Skyline has a strong "War of the Worlds" feel to it in that you see the invasion through the perspective of civilians, people who don't know what's going on, occasionally see military jets fly by, and basically go a little unhinged by what is happening.  Skyline also gives a nod to Independence Day by showing a big fighter-jet vs. alien starfighter battle with the one ship with the big missile making it through to the mother ship.  I haven't spoiled anything here, because it isn't the climax of the movie.

In the end, though, what Skyline has in the way of plot is aliens kicking the beejeezus out of humans.  The aliens are practically bullet-proof.  They regenerate.  They fly.  The small ones are the size of refrigerators, while the large ones are the size of Godzilla.  They have city-sized mother ships like ID4.  And the big kicker is that they have hypno-beams, so don't look at them too much.  So most of the movie is the cast running around like chickens with their heads cut off while the aliens gruesomely abduct them so that their brains can be sucked out.

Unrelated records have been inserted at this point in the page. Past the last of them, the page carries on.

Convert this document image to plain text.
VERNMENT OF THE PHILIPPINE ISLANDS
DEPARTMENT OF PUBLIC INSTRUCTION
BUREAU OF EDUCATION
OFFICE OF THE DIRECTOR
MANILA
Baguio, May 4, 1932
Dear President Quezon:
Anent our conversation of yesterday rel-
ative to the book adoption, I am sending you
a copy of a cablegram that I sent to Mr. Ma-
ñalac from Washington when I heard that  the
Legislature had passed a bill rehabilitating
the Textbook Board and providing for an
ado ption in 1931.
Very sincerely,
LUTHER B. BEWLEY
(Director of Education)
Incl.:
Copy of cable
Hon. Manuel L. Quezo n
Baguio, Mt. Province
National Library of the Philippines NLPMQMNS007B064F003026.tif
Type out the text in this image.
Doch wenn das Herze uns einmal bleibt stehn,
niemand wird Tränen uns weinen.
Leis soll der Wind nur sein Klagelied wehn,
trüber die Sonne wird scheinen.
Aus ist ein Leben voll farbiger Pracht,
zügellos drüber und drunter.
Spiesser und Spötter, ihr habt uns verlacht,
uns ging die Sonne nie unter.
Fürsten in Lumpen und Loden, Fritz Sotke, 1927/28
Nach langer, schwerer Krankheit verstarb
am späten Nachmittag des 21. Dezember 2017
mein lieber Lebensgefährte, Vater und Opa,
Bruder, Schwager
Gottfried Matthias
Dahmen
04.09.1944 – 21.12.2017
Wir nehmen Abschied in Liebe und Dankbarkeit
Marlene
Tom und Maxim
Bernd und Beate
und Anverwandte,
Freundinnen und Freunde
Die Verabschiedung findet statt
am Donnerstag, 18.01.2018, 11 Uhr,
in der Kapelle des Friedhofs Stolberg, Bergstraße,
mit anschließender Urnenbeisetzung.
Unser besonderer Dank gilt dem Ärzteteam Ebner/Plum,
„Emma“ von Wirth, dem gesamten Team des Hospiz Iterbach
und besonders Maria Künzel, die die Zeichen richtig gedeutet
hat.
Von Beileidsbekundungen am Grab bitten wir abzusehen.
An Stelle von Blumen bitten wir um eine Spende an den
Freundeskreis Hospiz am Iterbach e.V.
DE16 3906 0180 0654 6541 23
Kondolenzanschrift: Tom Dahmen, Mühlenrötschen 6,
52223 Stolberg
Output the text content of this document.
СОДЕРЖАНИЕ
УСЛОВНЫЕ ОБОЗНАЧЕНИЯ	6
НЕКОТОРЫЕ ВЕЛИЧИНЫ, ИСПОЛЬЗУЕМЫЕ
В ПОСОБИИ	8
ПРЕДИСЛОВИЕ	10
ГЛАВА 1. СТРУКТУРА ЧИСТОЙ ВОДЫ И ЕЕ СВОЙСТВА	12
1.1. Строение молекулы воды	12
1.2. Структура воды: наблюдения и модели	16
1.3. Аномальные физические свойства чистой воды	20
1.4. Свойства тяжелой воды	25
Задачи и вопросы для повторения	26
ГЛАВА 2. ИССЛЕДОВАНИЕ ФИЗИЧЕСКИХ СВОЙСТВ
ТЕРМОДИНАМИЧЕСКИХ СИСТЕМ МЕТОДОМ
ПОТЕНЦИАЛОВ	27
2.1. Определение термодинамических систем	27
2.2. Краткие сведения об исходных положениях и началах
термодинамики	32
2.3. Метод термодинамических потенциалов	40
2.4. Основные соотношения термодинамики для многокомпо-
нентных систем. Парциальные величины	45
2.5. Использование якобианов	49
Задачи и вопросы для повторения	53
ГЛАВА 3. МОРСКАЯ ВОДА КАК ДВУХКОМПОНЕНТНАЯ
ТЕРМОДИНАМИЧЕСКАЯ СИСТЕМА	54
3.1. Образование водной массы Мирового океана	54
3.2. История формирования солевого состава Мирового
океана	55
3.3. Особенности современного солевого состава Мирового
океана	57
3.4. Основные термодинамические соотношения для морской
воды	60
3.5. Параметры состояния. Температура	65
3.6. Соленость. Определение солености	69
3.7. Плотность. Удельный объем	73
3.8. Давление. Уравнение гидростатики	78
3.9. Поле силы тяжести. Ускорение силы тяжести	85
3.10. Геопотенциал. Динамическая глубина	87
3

Speaking of which, having seen this and Cowboys vs. Aliens in the same month, I'm struck by how you can show brains being removed like a slurpee from  7-11 and get a PG-13 rating, as long as there is not one boobie flicking past the screen.  This movie is downright gory at times, but someone is okay for me to take an eighth grader to.

Oh, and the ending?  There's no ending.  The movie just stops, because the director/producers wanted to make a sequel, and for a film that only cost ten million to make and brought in sixty, we'll probably get it whether we like it or not.

Skyline was a pointless schlockfest, full of wooden acting from characters that really weren't all that sympathetic.  With half a million spent on filming actors and ten million on CGI effects, this is just a visual effects spectacle with little to offer aside from freaky-looking aliens and a lot of glowing brains getting gulped by aliens.


  1. Pretty spot-on with what I was thinking; a pointless movie. It had a good idea and had potential, but it showed none of it. Besides, it's really hard to empathize with a bunch of characters who are too rich for their own good living an elitist lifestyle.

  2. What got me was that Donald Faison's character was made less likable, despite the fact that Faison has an almost Wayne Brady quality to him.

    I thought the movie felt like a zombie flick, not an alien invasion flick, because they kept teasing the possibility of having that atavistic breakdown of society/sanity/whatever that happens in those films as everything falls apart, but that never happened. The plot never seemed to gain traction: we're staying, we're leaving, we're staying, we're leaving, etc. And characters would be added and taken away just for the sake of having someone else get gulped by aliens.

  3. I agree with your review. I didn't expect the "ending" though I sort of wonder how they would make a sequel with the two main characters in the situation they are least the Jarrod character.